The court found that the payment authorization forms at issue assigned the provider only the limited right to payment. The forms did not include the terms “assign” or “assignment.” Although those words of art are not required, their presence would indicate an intent to assign additional rights to the providers. Based on the limited language of the payment authorization forms, the court held that the patients intended, at most, to assign the right to payment of benefits along with the associated right to sue for non-payment, but nothing else. Therefore, the plaintiff-provider’s claims for declaratory and injunctive relief relating to the alleged overpayments and the claims for breach of fiduciary duty were outside the scope of the assignments.
 
Importantly for health care providers, however, the Ninth Circuit makes clear that just because ERISA’s statutory civil enforcement remedies precluded the claims in this case, the providers may nonetheless have state law claims for breach of the provider agreements. Because such claims would have an independent legal basis, a claim for breach of the provider agreement is not preempted by ERISA. See Aetna Health Inc. v.

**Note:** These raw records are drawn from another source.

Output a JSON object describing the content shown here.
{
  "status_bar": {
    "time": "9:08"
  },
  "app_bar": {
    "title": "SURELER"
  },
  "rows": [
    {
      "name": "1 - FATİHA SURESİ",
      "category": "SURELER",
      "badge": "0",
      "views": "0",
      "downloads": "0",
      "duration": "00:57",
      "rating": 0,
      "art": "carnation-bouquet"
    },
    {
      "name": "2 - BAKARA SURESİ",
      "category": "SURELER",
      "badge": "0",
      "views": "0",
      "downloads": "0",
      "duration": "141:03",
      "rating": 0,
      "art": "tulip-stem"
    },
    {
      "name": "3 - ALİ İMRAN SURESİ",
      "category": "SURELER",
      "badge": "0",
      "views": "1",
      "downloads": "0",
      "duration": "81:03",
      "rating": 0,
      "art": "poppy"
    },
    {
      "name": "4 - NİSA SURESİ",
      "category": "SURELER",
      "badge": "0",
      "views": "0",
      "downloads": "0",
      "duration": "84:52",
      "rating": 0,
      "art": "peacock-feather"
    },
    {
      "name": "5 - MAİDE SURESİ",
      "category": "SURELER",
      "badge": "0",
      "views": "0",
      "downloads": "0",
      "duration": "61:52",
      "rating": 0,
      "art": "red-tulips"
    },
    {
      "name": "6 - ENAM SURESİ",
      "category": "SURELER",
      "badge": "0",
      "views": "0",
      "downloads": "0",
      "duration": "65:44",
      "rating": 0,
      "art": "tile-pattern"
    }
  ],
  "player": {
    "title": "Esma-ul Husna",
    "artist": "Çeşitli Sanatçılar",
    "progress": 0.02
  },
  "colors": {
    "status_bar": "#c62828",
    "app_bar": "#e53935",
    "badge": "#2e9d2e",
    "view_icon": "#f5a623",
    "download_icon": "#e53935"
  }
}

Davila, 542 U.S. 200, 210 (2004).
 
While the result of this case is not surprising, it again reaffirms that health care providers must carefully scrutinize underlying employee benefit plans to determine whether potential claims are precluded by an anti-assignment provision. Health care providers must also be certain that assignment forms signed by patients are broad enough to assign all potential benefits and rights that the providers may need to ensure payment and challenge recoupment from payers.